If performance is an issue, strong consideration must be given to some type of hardware assistance for public-key cryptography. Performance should be an issue if someone is interfacing to an embedded web server, because the user is likely to think the device is down if it takes more than a few seconds for initial authentication before the device can serve a web page.
One of the most important advanced features of SSL for optimising embedded SSL is session renegotiation. During session establishment, the client and server negotiate a Session ID, a large integer number used to uniquely identify the current session. The server and client both cache the session keys and other session information, and, after a session has ended, keep that information for some time. This information can be used to re-establish a previously completed session, avoiding the expensive public-key operation. The reduced overhead is definitely an advantage on embedded systems.

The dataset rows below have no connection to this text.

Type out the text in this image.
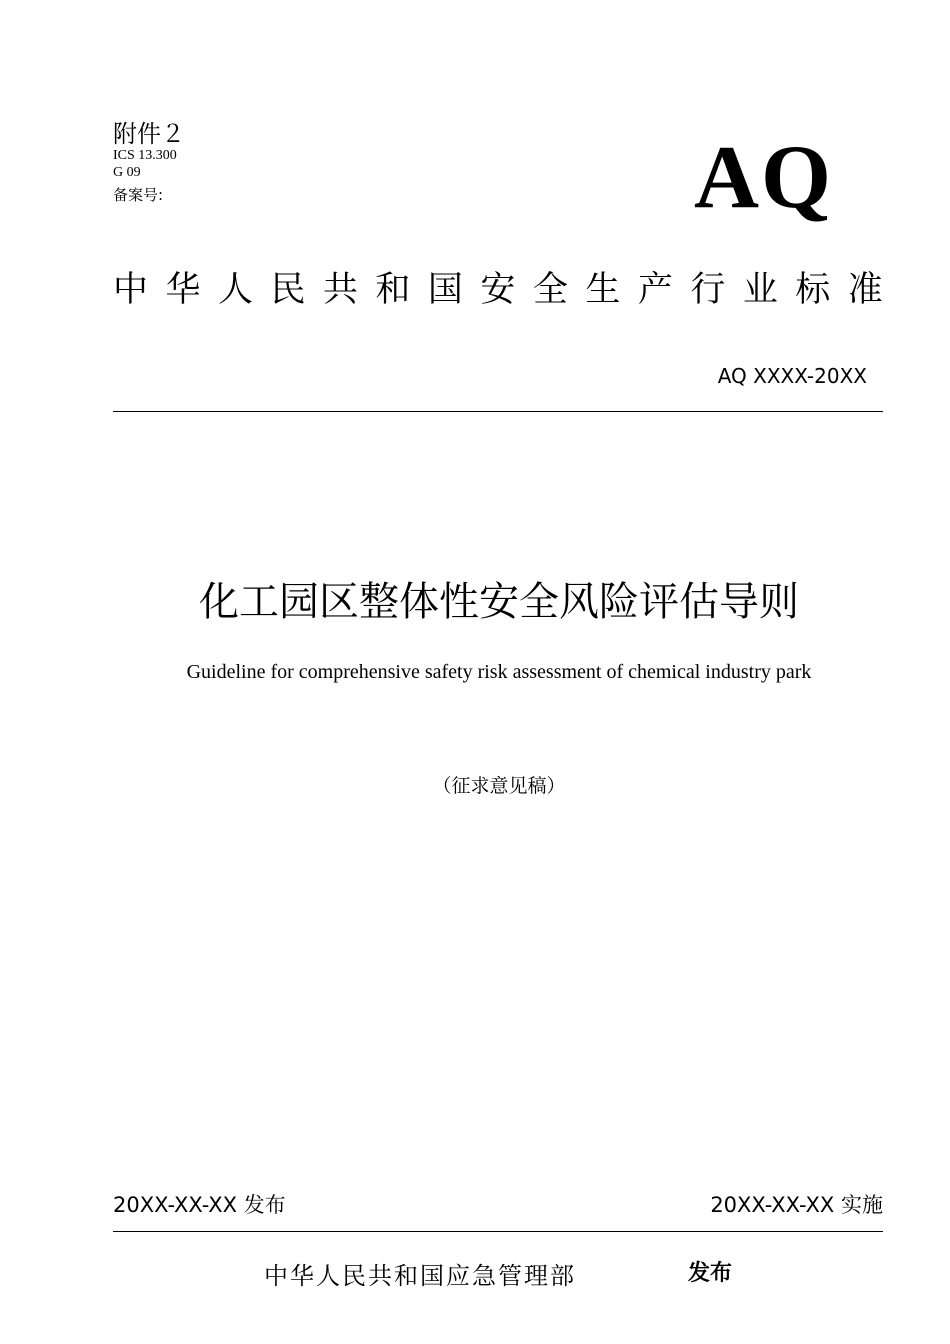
附件２
ICS 13.300
G 09
备案号:	AQ
中 华 人 民 共 和 国 安 全 生 产 行 业 标 准
AQ XXXX-20XX
化工园区整体性安全风险评估导则
Guideline for comprehensive safety risk assessment of chemical industry park
（征求意见稿）
20XX-XX-XX 发布	20XX-XX-XX 实施
中华人民共和国应急管理部	发布
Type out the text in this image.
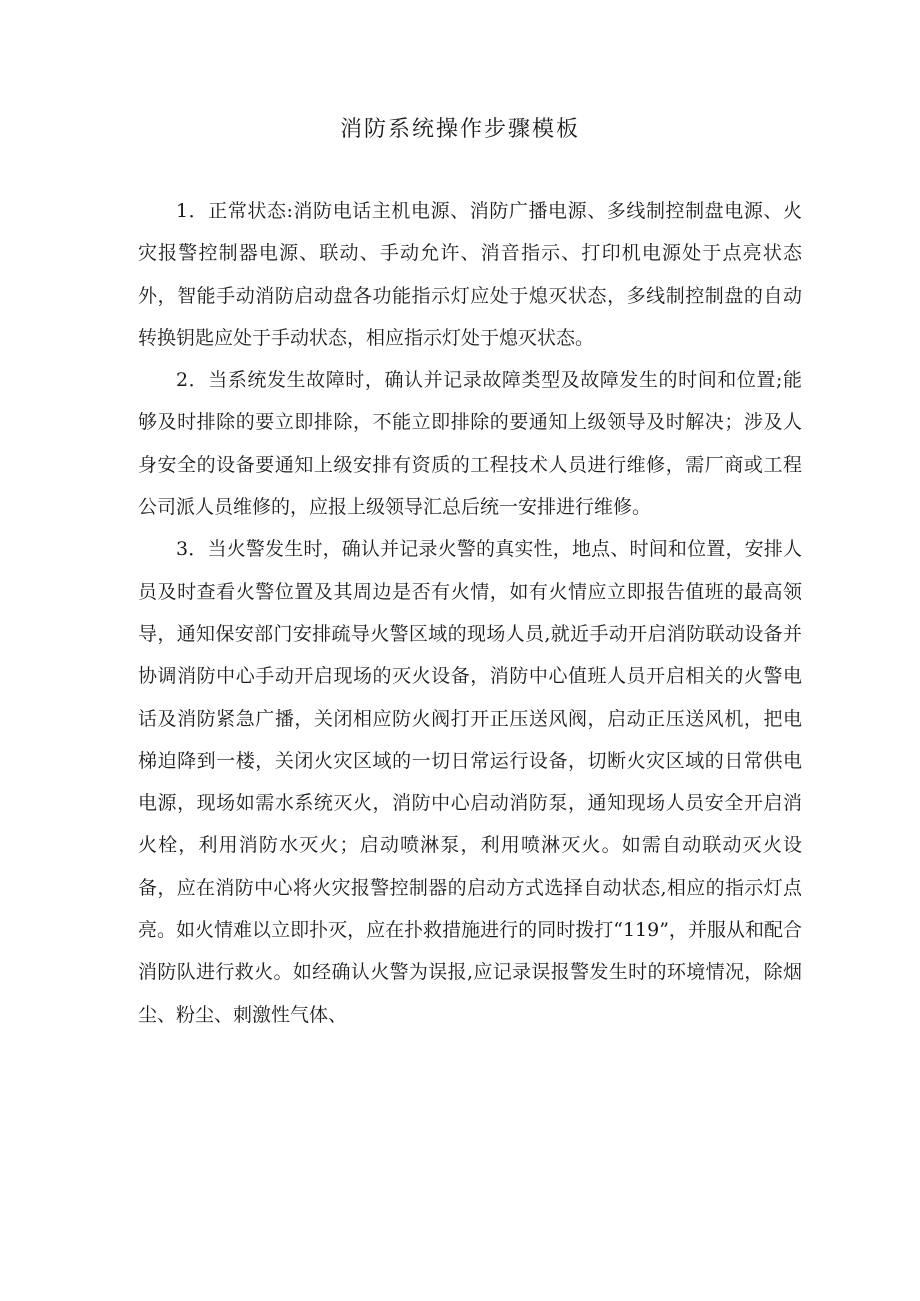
消防系统操作步骤模板

1．正常状态:消防电话主机电源、消防广播电源、多线制控制盘电源、火灾报警控制器电源、联动、手动允许、消音指示、打印机电源处于点亮状态外，智能手动消防启动盘各功能指示灯应处于熄灭状态，多线制控制盘的自动转换钥匙应处于手动状态，相应指示灯处于熄灭状态。

2．当系统发生故障时，确认并记录故障类型及故障发生的时间和位置;能够及时排除的要立即排除，不能立即排除的要通知上级领导及时解决；涉及人身安全的设备要通知上级安排有资质的工程技术人员进行维修，需厂商或工程公司派人员维修的，应报上级领导汇总后统一安排进行维修。

3．当火警发生时，确认并记录火警的真实性，地点、时间和位置，安排人员及时查看火警位置及其周边是否有火情，如有火情应立即报告值班的最高领导，通知保安部门安排疏导火警区域的现场人员,就近手动开启消防联动设备并协调消防中心手动开启现场的灭火设备，消防中心值班人员开启相关的火警电话及消防紧急广播，关闭相应防火阀打开正压送风阀，启动正压送风机，把电梯迫降到一楼，关闭火灾区域的一切日常运行设备，切断火灾区域的日常供电电源，现场如需水系统灭火，消防中心启动消防泵，通知现场人员安全开启消火栓，利用消防水灭火；启动喷淋泵，利用喷淋灭火。如需自动联动灭火设备，应在消防中心将火灾报警控制器的启动方式选择自动状态,相应的指示灯点亮。如火情难以立即扑灭，应在扑救措施进行的同时拨打“119”，并服从和配合消防队进行救火。如经确认火警为误报,应记录误报警发生时的环境情况，除烟尘、粉尘、刺激性气体、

Unlike public-key cryptography, hashing algorithms lend themselves to easy programmatic optimisation. The algorithms such as MD5 and SHA-1 can easily be coded completely in assembly, and much of the code is redundant, allowing for fairly good code factoring. These algorithms are also comparatively faster than other cryptographic operations, so they will rarely be the cause of any performance bottleneck.
Random numbers are also important in the generation of session keys. Seeding a pseudo-random number generator (PRNG) with a constant number or the current time is not considered adequate in high-end security applications because it creates vulnerability to certain forms of attack. It may be adequate 999 of 1,000 times for lower-end applications, but for that 1,000th time when a skilled and motivated hacker attacks your web-enabled embedded system, something a bit more random, like network entropy, should be used. This works by using received TCP/IP or UDP packets to generate entropy from a real-time clock (the time at which a network packet is received is considered fairly random).

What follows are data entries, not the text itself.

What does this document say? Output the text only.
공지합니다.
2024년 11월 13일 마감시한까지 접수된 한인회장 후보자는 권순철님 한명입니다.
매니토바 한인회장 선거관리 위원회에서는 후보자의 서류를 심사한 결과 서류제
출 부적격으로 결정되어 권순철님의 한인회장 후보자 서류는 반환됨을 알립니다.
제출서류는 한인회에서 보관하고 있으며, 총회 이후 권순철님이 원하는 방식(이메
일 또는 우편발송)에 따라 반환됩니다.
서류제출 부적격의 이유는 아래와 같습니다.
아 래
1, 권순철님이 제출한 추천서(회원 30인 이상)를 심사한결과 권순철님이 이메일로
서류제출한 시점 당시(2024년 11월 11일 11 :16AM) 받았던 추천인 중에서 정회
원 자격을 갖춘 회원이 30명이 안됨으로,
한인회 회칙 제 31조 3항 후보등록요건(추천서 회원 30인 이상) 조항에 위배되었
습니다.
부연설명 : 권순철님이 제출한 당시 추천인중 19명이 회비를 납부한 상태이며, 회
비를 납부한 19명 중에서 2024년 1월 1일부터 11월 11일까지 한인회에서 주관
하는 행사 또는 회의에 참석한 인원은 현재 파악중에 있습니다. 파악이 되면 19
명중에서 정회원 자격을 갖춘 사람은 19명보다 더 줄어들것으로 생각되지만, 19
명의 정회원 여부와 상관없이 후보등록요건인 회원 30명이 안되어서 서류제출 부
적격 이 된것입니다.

Very high security applications will go further and use real hardware random number generators (RNGs), but if a good PRNG is good enough for your PC, it ought to be good enough for most embedded applications as well.
A pre-emptive real-time operating system (RTOS) may use more resources than is desirable for a system that already must stretch its resources to handle a TCP/IP stack, a web server, SSL, stored web pages, and, of course, the application itself, so a cooperative multitasking method such as state machines may be preferable. HTTPS, SSL, and a TCP/IP stack can all be driven on an RTOS-less system using a single tick-type function, called as often as possible in “big loop” programs. If an RTOS is used, the same tick function could also be put in a high-priority task. There are a few complications, since HTTP is inherently a stateless protocol and SSL requires state to be preserved in order to function. These problems are not difficult to overcome.
The market for secure web-enabled embedded applications is growing. SSL is generally perceived as feasible only for desktops higher-end 32-bit embedded systems, but with some creativity and careful coding it’s perfectly usable on 8-bit microprocessors.
A viable 8-bit implementation of SSL will include:
SSL 2.0, at least the session-initiation portion
SSL 3.0, and preferably TLS 1.0
Multiprecision arithmetic for RSA, preferably with hardware acceleration.